Thursday, December 20, 2012

IT’S NOT WHAT YOU DO, IT’S HOW YOU DO IT.


Being how I read the newspapers from front to back and pretty much every article, I came across the obituary pages and noticed there were two write-ups, one about a judge, with his picture and one of a school custodian with his picture.

Judge Semenga
The judge Alfred F. Semenga had a great professional, and private life, filled pretty much with health and great moral examples for his family to live by. The custodian, William Cea, Jr. when he was a toddler: suffered a stroke that affected his ability to continue his schooling beyond 8th grade. He worked in his father’s business and later on in life became a custodian. Both men had the same amount of words written about them and both loved by their families.

The family of the judge had a lot to be proud of, as the man was a good man who served with great distinction. The custodian served the people around him. He served to make the students of the school his first love, which even a retired professional football player and current sports commentator remark about how much he was loved. The custodian always had change in his pocket to help a student out with lunch money. If the students had a sales of hats or whatever to raise money, he bought not one, but 4! The sports teams loved him, giving him autographed pictures or equipment in love and appreciation, as often he would give up a lunch hour to attend a game or practice.

Mr.

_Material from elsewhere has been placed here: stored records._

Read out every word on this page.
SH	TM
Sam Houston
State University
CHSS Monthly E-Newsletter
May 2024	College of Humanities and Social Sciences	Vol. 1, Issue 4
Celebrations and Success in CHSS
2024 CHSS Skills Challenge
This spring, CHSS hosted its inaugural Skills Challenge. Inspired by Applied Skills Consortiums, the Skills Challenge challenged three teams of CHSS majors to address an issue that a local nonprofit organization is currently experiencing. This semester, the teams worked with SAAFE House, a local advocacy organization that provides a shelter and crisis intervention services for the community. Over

Cea, Jr.
I just find this remarkable, that a man who had a job such as a janitor or custodian achieved the same lofty admiration of as the judge. That what he gave in life so mattered that it could equate with a great man as the judge in terms of love. Just goes to show it is not what we have in life, but how we deal with it.

So justice was served in a good way, both decent good men recognized for their achievements as men first. I really would have loved to have met them both.